There are, of course, those who are a bit sniffy about the quality of the Hanna-Barbera oeuvre, just as there are those who are sniffy about American qualities, which are not in their highest period of international esteem. But the influence of the former as a popular expression of the latter in the late-20th century is matched only by the output.
Tom and Jerry, the Flintstones, Yogi Bear, Huckleberry Hound, Top Cat, Quick Draw McGraw, Scooby-Doo and many more: each generation will have its favourite, but the manic produce also shares another unfashionable asset: warmth.
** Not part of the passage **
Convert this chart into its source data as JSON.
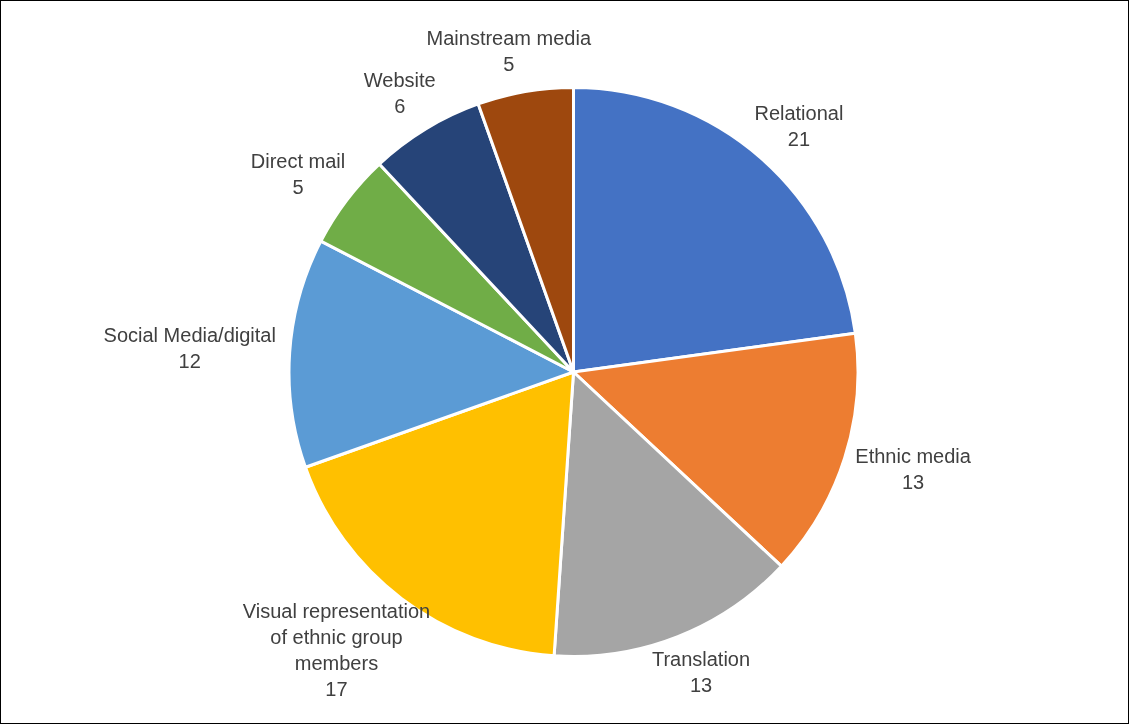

Michael Barrymore once told me that, to succeed in light entertainment, "the audience has to like you", a theory his career has gone on to prove pretty spectacularly. And thus certainly with children's cartoons. But anyone who can produce equal amounts of sympathy for both Tom and Jerry is touched by genius. What a pity Hanna and Barbera couldn't have been employed on other stages, such as, for example, the Middle East.
And now, after considering, and rejecting, some deeper messages, such as Officer Dibble in Top Cat as a well-meaning and impotent Uncle Sam, I am going outside to voice a final tribute to H&B and lost days by shouting, very loudly, "Smarter than the average bear, Boo-Boo!"